The 33rd Annual Conference of the Orton Dyslexia Society was greatly enhanced by your sensitive and provocative keynote address. The response by the audience was extremely positive.
John Merrow began his career as an education reporter with National Public Radio with the weekly series, Options in Education, for which he received the George Polk Award in 1982. For over four decades, he served as Education Correspondent for PBS NewsHour and host of his own documentary PBS series, The Merrow Report.
His varied reporting was on the forefront of education journalism: He was the first NPR reporter to gain entrance to the People's Republic of China (1976); the first to videotape the college admission process (Williams College, 1985), and the initial force in exposing the illicit financial relationship between CHADD, a child advocacy group, and Ciba-Geigy, the pharmaceutical company that produces the A.D.D. drug Ritalin (1996).
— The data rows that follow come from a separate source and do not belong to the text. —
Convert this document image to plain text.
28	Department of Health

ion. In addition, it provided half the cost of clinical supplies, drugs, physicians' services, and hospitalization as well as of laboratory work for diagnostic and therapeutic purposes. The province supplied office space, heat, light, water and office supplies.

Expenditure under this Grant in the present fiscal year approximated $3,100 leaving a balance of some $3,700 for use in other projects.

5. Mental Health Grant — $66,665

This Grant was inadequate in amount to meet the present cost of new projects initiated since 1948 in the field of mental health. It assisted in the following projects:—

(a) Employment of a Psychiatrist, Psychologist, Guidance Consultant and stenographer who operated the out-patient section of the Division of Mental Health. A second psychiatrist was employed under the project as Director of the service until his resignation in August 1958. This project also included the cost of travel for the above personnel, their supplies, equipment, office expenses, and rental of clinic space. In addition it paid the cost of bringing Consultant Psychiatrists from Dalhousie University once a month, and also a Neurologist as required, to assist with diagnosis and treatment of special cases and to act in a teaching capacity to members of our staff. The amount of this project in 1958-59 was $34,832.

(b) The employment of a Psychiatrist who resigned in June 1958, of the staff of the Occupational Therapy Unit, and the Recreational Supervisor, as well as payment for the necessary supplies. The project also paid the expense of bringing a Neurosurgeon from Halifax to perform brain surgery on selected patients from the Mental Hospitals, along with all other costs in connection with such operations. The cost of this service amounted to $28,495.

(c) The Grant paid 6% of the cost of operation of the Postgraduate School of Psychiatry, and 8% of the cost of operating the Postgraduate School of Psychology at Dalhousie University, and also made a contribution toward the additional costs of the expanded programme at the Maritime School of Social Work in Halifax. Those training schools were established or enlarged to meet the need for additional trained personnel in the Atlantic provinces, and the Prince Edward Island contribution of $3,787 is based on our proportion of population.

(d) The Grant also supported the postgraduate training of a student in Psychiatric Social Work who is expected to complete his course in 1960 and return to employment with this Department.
Merrow's work took him to all 50 states and a half dozen countries, from community colleges to kindergarten classrooms, from the front lines of teacher protests to policy debates on Capitol Hill. At the time of his retirement in late 2015, Merrow was the only reporter to have interviewed every U.S. Secretary of Education.
For his reporting, he received two George Foster Peabody Awards, the George Polk Award, Emmy nominations in 1984, 2005, and 2007, four CINE Golden Eagles, and numerous awards from the Education Writers Association. he is the author of Addicted to Reform: A 12-Step Program to Rescue Public Education (2017); The Influence of Teachers (2011); Choosing Excellence (2001), and co-editor of Declining by Degrees (2005). John Merrow also maintains a weekly blog, themerrowreport.com.
Merrow earned a B.A. from Dartmouth College, an M.A. in American Studies from Indiana University, and a doctorate in Education and Social Policy from the Harvard Graduate School of Education. He received the McGraw Prize in Education in 2012, a Lifetime Achievement Award From the Academy Of Education Arts And Sciences in 2012, the James L. Fisher Award for Distinguished Service to Education in 2000, the HGSE Alumni Council Award for Outstanding Contributions to Education in 2006, The Horace Dutton Taft Medal in 2010, and honorary doctorates from Richard Stockton College (NJ) and Paul Smith's College (NY).
He lives in New York City with his wife, Joan Lonergan.